Kim Kime Neden Saldırıyor?
Aslında bu saldırı kampanyasının başbakanın bu açıklamaları ile ilgisi yok. Türkiye’nin Batıcı siyasî seçkinlerinin İslam konusunda son derece hassas oldukları ve İslam’ın kendisine uygun görülen rolünün dışında ‘kullanımı’na derhal sembolik düzeyde tepki verdikleri hepimizin malumudur. Ancak başbakanın açıklamaları Türkiye Cumhuriyeti’nin ne laiklik anlayışı ile ne de ‘araçsal din’ yaklaşımı ile çelişen açıklamalardır. Dolayısıyla tüm bu gerilimi ‘başbakanın gafları’na indirgemek anlamsızdır. Başbakanın üst-kimlik/alt-kimlik vurgusu ve “din çimento”dur sözü, cumhuriyet refleksleri açısından ‘tehdit unsuru’ içermediği gibi, hiçbir ideolojik kasıt da taşımamaktadır. Yasin Aktay bu durumu çok yerinde bir ifadeyle “endişeye mahal yok, çimento laiktir” sözleri ile ifade etmiştir.

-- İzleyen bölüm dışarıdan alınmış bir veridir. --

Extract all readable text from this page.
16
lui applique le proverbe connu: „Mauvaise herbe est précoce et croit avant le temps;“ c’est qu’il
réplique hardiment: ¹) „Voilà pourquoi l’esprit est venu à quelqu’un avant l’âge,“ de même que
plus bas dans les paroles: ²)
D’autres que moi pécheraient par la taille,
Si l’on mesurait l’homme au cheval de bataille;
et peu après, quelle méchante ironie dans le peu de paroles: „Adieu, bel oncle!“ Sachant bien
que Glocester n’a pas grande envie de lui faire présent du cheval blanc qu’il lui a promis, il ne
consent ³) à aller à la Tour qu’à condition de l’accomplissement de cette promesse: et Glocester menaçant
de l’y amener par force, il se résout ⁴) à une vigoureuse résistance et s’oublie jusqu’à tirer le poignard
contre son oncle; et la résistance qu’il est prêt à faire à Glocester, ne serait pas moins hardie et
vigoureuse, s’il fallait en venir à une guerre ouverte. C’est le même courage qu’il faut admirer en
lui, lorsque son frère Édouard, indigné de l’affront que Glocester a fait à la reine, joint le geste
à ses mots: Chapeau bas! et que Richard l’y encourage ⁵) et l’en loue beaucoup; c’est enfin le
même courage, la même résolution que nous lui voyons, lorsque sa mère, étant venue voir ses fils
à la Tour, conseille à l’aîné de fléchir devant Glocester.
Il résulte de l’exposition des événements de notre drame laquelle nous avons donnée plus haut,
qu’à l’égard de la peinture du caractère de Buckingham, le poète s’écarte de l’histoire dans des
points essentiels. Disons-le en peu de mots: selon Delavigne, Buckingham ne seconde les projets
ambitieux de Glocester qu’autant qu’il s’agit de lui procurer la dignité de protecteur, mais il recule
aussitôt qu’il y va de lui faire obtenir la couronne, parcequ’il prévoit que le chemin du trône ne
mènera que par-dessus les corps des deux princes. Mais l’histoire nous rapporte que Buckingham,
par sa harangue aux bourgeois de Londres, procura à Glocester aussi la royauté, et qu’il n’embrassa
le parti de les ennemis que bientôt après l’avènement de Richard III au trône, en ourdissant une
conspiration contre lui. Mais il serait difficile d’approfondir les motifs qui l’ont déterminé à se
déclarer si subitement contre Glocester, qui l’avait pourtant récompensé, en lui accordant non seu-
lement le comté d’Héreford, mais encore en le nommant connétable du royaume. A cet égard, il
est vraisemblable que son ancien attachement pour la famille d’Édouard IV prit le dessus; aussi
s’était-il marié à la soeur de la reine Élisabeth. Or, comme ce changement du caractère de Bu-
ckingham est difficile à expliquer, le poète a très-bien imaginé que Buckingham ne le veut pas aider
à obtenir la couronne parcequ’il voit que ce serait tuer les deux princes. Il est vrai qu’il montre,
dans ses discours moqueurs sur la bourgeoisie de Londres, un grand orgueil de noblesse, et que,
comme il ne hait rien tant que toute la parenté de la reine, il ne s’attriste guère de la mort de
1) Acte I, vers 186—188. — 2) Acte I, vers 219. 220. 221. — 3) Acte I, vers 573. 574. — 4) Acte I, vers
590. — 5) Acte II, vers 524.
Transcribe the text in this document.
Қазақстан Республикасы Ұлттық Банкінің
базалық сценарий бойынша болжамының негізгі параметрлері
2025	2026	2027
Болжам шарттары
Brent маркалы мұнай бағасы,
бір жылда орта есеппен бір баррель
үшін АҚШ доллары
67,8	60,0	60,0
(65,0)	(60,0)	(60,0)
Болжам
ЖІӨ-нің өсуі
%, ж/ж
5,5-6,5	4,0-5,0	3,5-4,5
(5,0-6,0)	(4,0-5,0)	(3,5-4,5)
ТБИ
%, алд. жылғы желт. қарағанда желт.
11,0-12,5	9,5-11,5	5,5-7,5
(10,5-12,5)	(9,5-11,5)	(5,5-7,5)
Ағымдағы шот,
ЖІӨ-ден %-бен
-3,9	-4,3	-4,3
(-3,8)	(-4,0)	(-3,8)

Cumhuriyetin modernleşme anlayışı ve Kemalist ideolojinin kurguladığı din-devlet ilişkisinin temelinde, dinin yok sayılması değil; araçsal bir biçimde kullanımı yatar. Daha açık bir söyleyişle din, başından beri Cumhuriyet tarafından bir çimento olarak algılanmış, toplumsal bütünleşmenin en önemli araçlarından biri olarak görülmüştür. Mustafa Kemal’in “fikrimin babası” dediği Ziya Gökalp’in Türkçülüğün Esasları dâhil olmak üzere Cumhuriyetin bütün kurucu metinlerinde ve devletin uyguladığı din politikalarında bunu görmek mümkündür. Cumhuriyet, dini, iktidar alanından kovmuş fakat bu, dinin reddiyesi anlamına gelmemiş, örneğin bir ‘Türk İslamı’ idealinden hiçbir zaman vazgeçilmemiştir. “Din çimentodur” sözünün geçerliliğini kanıtlamak için Nutuk’a müracaat etme ihtiyacı içerisine girmek ne kadar oportünizmse “bu söz Nutuk’ta geçmiyor, dolayısıyla devlet siyasetini yansıtmıyor” demek de o kadar saçmalıktır. Başbakanın bu sözünü onun ‘dinci refleksleri’ ile değil, devlette süreklilik esasını benimsemiş olmasıyla ilintilendirmek gerekir. Peki, buna sevinmesi gerekenler neden birdenbire tehlike çanları çalmaya, feveran etmeye ve hatta tehditler savurmaya başladılar? Türkiye’nin modernleşme tarihine, Türkiye’deki din-devlet ilişkilerine bu kadar mı uzaklar? Elbette değil.
Devletin Sahibi Kim?
Yakın dönem Türk siyasî tarihine bakıldığında cumhurbaşkanlığı seçimleri öncesinde siyasetin çehresinin kararmaya başladığını çok rahatlıkla görebiliriz. Türkiye’de ilk defa bu kadar güçlü bir parlamento, kendi içinden bir cumhurbaşkanı seçecek. Eğer bir kaza olmazsa tabi. Mevcut sentetik muhalefet havası ile hedeflenen, bu parlamentonun cumhurbaşkanı seçmesine engel olmak. Bu muhalefetin en bariz özelliği ise derli toplu bir yapı arz etmemesi. Muhalefet içerisinde çok fazla taraf ve bir o kadar da hesap var. Politika üretemeyen ve AK Parti’nin gölgesinde siyaset yapmak durumunda kalan sağ partilerden tutun da, sığ bir Kemalizm anlayışından beslenen CHP’ye, AK Parti’yi ülkeyi Batı’ya taşıyacak ve uluslararası kapitalizmin payandası haline getirecek geçici bir siyasî fail olarak gören Batıcı siyasî elite kadar birçok yapı/aktör bu saldırı kampanyasında rol alıyorlar. Yaşanan gelişmeler gösteriyor ki, bu kampanyada rol alanların niyeti, cumhurbaşkanlığı seçimleri öncesinde ya bir erken seçim ortamı yaratmak ya da AK Parti’den yeni bir parti türeterek, mevcut yapının küçülmesini sağlamak. AK Parti’nin nihayetinde çıkarlar buluşmasını temsil eden bir parti olması, bu niyet sahiplerini daha da cesaretlendiriyor. Zaten geçtiğimiz günlerde oluşmaya başlayan çatlakların sinyallerini görmeye başladık.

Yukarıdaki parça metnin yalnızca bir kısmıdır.